Thousands mourn prison guard
IRA blamed for shooting
COOKSTOWN Thousands of mourners lined the main street of a central Northern Ireland town Tuesday to bid farewell to a prison officer slain by Irish Republican Army militants, the first killing of a guard in nearly two decades — and a reminder that the British territory’s peace is not yet complete.
David Black, 52, was shot several times from a passing car as he drove to work at Northern Ireland’s main prison. His car went off the road and landed in a ravine.
No group claimed responsibility, but police and politicians have pinned it to an IRA splinter group based in the nearby town of Lurgan.

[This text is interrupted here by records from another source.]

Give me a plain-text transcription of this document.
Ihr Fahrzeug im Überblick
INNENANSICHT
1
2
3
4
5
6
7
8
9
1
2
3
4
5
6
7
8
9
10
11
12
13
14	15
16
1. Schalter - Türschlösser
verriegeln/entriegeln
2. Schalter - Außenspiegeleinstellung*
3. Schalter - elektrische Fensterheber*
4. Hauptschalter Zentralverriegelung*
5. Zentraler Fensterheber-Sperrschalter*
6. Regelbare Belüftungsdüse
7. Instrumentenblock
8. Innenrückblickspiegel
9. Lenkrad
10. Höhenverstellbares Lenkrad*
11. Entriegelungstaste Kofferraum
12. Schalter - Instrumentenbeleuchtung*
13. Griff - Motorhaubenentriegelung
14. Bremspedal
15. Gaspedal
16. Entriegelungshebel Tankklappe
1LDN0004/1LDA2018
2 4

That faction has been blamed for dozens of shootings and bombings since the 2007 formation of Northern Ireland’s unity government — the central achievement of a two-decade peace process.
Although that coalition of British Protestants and Irish Catholics has thrived, Northern Ireland at grassroots level remains a bitterly divided land.
Black’s family asked politicians from the major Catholic-backed party, Sinn Fein, to stay away from Tuesday’s Protestant service. Sinn Fein for decades was the public face of the Provisional IRA, the major anti-British paramilitary group that killed nearly 1,800 people, many of them from the province’s Protestant majority, before renouncing violence and disarming in 2005.
An honour guard of prison officers in dark-blue uniforms carried Black’s coffin down the broad main street of Cookstown. Family members then carried it into a small Presbyterian church, accompanied by a bagpiper’s lament. The casket was covered in a Union Jack flag and topped by Black’s service cap and a single white rose.